As is sometimes the case, people in urgent need of information have a higher degree of expectation than those of us as experts are able to give. The experts on this site do their best to give the most accurate and responsible answers possible. We ask that you remember that it is not our intention nor place to criticize the professional advice given by your veterinarian, nor is it appropriate for us to comment on the correctness of a diagnosis made by a licensed physician. Our knowledge is experience based. Although many years of breeding and showing cavies gives me a wealth of experience it cannot change the fact that we as experts are not veterinarians and therefore may occasionally have to reject questions that appear to be asking us to criticize advice given by the licensed professional. Having raised and exhibited cavies for many years I have extensive experience in cavy care and husbandry. I currently have an active breeding program for pedigreed show animals but do not encourage backyard breeding for inexperienced owners. Although I don't encourage breeding for fun I'm always happy to answer any questions from an owner who is in sincere need of help. Pet owners wanting to breed should understand that even experienced breeders have litter losses. The mortality rate is high in cavies. The chance for losing both sow and pups is always present, even with experience. Although this is a site for experts to assist owners, there is no expert in any field who has all the answers.

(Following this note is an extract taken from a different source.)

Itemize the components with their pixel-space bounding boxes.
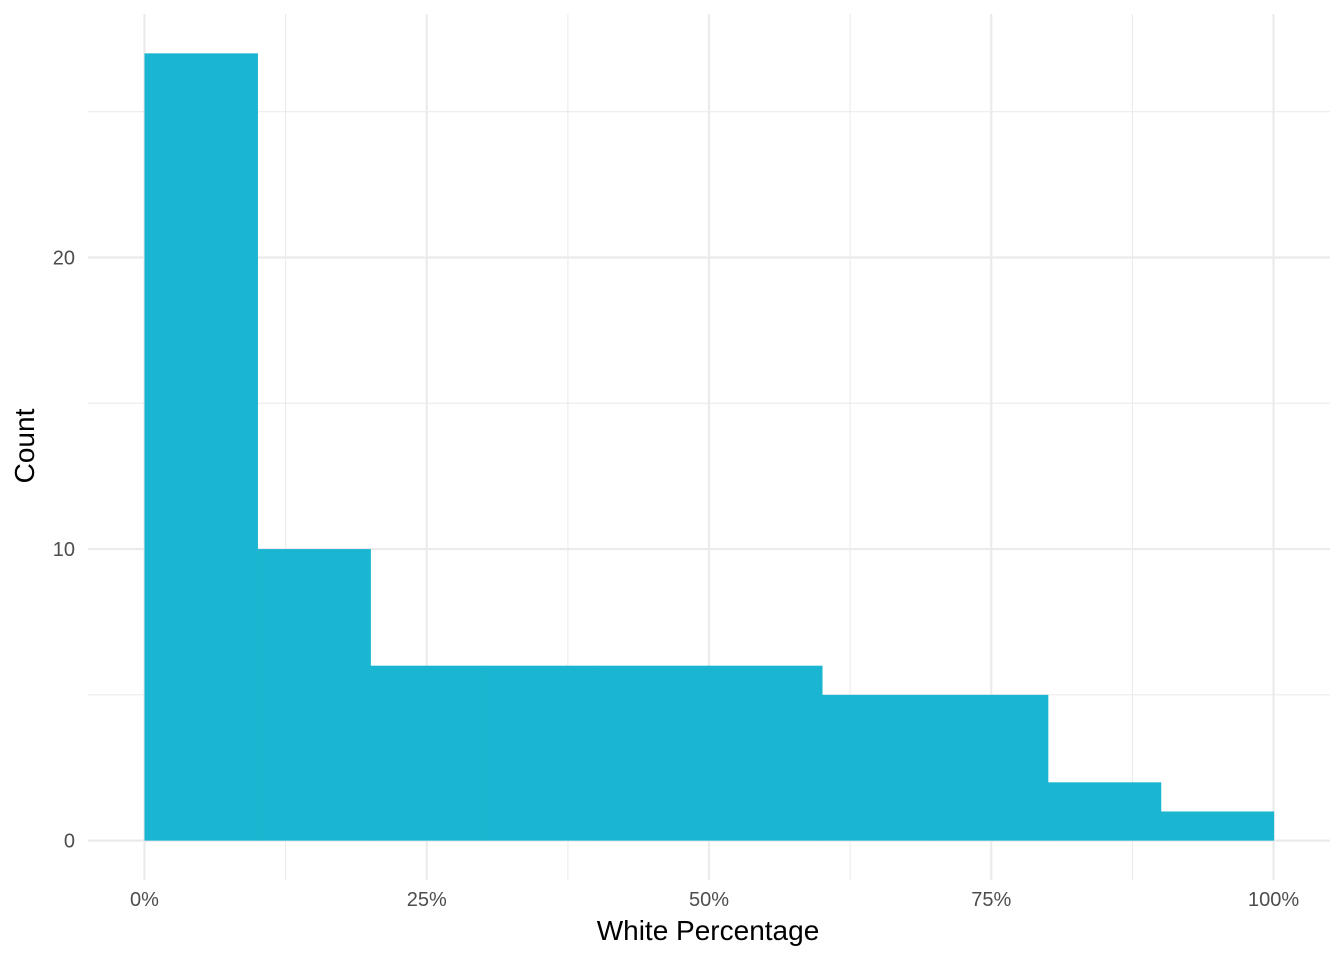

The wisest thing a good expert can know is their limitations. Not having an answer does not diminish one's ability or knowledge. It simply shows that we recognize our limitations and operate within them.


Raised and shown cavies for many years, having aquired my first cavies in the early 1970's as pets. My caviary currently handles 65 + animals in two different breeds and several varieties. Having been in the health care industry as a licensed nurse for 35 years I have hands on experience with care and needs in both humans and cavies. Member of American Rabbit Breeders Association and American Cavy Breeders Association.

Awarded Lifetime Membership in of one of the oldest cavy clubs in the United States, on whose Board I served as Sec/Treas for six years and currently serving as President. Also editor/publisher of the club's quarterly newsletter. We are strong supporters of our youth exhibitors, most of whom are 4H members who are working on cavy projects. Through these projects they become good responsible citizens. We deal with all aspects of showing, breeding, caring for and sharing experiences in the fancy. The cavy fancy is not a new one but in some areas is still relatively unknown. Our goal is to inspire interest in high quality, responsible breeding to improve the species, not just the reproduction of guinea pigs. Our job is to educate owners to help them make the right decisions and choices in the care of their cavies.

Graduate in nursing. Certified in emergency medicine.